Carl-Mikael Zetterling

So excited for this! I immediately thought of you when he mentioned that in his video.

Dylan Speiser

I thought it was excellent as usual, the only thing that I missed was why there was no timing issue between the Arduino and the eeprom?

Chris Bates-Keegan

Indeed, Alec (Technology Connections) pointed out this quirk in his video.

Euro Micelli

I see what you did there :)

SonOfSofaman

If this device used closed captioning to identify the words then they would have ran into situations where the word was spoken and not spelled out. I have a hearing loss and I always found it kind of amusing that they had no problem with saying the word but were a little squeamish about spelling it out.
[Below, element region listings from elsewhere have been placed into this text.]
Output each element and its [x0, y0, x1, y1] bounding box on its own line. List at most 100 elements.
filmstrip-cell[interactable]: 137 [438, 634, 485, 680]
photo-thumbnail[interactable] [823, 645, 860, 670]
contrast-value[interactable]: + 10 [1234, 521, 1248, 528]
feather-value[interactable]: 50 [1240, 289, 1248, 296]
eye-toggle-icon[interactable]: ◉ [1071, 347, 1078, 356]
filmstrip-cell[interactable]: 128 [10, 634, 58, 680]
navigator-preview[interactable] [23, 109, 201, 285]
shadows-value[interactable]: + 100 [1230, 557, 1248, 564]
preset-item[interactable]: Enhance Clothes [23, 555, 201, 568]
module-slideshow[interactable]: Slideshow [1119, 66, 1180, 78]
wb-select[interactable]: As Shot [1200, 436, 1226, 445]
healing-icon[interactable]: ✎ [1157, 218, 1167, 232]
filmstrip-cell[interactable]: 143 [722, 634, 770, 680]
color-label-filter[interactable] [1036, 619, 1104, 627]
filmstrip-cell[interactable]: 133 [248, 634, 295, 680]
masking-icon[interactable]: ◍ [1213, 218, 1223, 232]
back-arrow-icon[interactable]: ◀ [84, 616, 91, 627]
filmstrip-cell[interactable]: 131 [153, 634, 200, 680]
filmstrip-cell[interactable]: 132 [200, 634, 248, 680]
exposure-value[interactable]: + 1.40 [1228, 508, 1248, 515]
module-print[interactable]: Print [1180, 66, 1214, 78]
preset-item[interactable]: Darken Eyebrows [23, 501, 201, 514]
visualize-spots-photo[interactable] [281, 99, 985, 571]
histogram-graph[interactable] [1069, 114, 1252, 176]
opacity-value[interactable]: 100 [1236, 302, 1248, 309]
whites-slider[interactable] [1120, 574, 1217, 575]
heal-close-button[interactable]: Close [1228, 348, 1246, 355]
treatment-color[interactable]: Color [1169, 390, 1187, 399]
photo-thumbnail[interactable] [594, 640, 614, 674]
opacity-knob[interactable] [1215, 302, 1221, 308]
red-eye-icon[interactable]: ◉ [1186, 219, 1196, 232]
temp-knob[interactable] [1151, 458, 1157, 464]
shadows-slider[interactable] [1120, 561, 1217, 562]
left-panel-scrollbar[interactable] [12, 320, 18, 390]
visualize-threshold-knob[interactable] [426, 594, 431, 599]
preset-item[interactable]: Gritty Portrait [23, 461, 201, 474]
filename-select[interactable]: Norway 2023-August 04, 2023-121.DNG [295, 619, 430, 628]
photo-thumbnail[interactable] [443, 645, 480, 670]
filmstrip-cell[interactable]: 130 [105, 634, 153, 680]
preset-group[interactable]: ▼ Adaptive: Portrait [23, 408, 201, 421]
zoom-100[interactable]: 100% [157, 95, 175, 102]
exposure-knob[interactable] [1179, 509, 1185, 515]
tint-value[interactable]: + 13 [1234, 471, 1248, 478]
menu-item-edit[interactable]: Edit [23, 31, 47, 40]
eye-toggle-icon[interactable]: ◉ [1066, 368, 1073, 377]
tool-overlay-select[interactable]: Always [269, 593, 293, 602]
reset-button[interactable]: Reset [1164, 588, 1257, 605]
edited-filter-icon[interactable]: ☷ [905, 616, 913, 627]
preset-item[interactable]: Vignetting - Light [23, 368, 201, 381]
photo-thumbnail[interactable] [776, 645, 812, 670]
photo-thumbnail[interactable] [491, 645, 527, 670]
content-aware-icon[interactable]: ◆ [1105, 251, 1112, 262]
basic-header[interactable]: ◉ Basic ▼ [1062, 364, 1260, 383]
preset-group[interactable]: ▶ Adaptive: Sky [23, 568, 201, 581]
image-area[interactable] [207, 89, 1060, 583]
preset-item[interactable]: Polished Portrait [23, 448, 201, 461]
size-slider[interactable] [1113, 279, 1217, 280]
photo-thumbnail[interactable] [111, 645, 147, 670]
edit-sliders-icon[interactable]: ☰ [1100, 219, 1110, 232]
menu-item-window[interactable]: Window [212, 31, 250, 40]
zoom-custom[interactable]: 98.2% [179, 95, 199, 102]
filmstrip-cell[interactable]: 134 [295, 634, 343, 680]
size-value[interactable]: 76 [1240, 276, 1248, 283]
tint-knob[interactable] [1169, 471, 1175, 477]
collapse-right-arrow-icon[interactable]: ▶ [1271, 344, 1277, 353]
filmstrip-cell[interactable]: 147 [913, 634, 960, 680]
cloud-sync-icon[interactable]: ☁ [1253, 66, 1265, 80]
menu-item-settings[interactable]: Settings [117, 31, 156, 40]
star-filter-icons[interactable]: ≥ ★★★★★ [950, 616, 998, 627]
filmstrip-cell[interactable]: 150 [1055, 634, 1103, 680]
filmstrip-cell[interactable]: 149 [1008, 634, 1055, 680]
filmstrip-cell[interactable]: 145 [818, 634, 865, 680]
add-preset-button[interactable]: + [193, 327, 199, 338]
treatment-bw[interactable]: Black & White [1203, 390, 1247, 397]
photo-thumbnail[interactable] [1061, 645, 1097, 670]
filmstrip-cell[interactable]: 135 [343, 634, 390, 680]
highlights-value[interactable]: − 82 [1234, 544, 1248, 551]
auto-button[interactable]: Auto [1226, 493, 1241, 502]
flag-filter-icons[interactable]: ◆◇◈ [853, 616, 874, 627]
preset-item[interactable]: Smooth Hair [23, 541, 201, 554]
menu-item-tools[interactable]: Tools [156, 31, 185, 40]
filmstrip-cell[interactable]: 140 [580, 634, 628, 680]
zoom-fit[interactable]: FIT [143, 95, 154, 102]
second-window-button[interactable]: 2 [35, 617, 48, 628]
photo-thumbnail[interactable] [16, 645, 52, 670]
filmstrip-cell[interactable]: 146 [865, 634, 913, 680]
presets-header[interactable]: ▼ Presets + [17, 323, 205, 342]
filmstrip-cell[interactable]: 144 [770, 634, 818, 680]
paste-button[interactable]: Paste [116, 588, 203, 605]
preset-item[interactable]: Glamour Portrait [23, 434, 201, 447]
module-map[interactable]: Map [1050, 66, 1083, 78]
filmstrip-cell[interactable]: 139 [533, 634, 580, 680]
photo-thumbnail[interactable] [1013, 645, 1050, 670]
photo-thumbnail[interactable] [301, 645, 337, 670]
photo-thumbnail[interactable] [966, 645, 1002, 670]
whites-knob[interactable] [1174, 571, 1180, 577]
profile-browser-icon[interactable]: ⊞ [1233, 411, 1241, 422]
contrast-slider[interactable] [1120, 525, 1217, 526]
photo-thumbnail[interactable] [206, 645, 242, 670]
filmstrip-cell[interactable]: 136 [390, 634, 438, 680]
Usually they would have the leading characters and then some asterisks.

David Craig

I would have expected a list of only 7 words. - Ed.

Edward Meewis

I quite enjoyed this video. I had seen TC's video on this, but this very much fit with your approach, thank you for breaking down the steps of board analysis as much as the steps of actually accessing and decoding the data.

Latent

"sex -> hugs, fuck -> wow" .. hilarious! .. now I get the video title! .. "What the Wow, better ignore those Hugs Bots"

Peter Stevens

This is some good crud. Please give us more like this.

Ryan Maples

Very cool. I grew up around these so very interesting to see how you went through all the data in the spreadsheet and set up the Arduino.

Josh Smith

Haha, the point where he said "there's a whole dictionary of words in here, but I couldn't find it" I immediately thought of your debugging videos. Thanks for doing this teardown!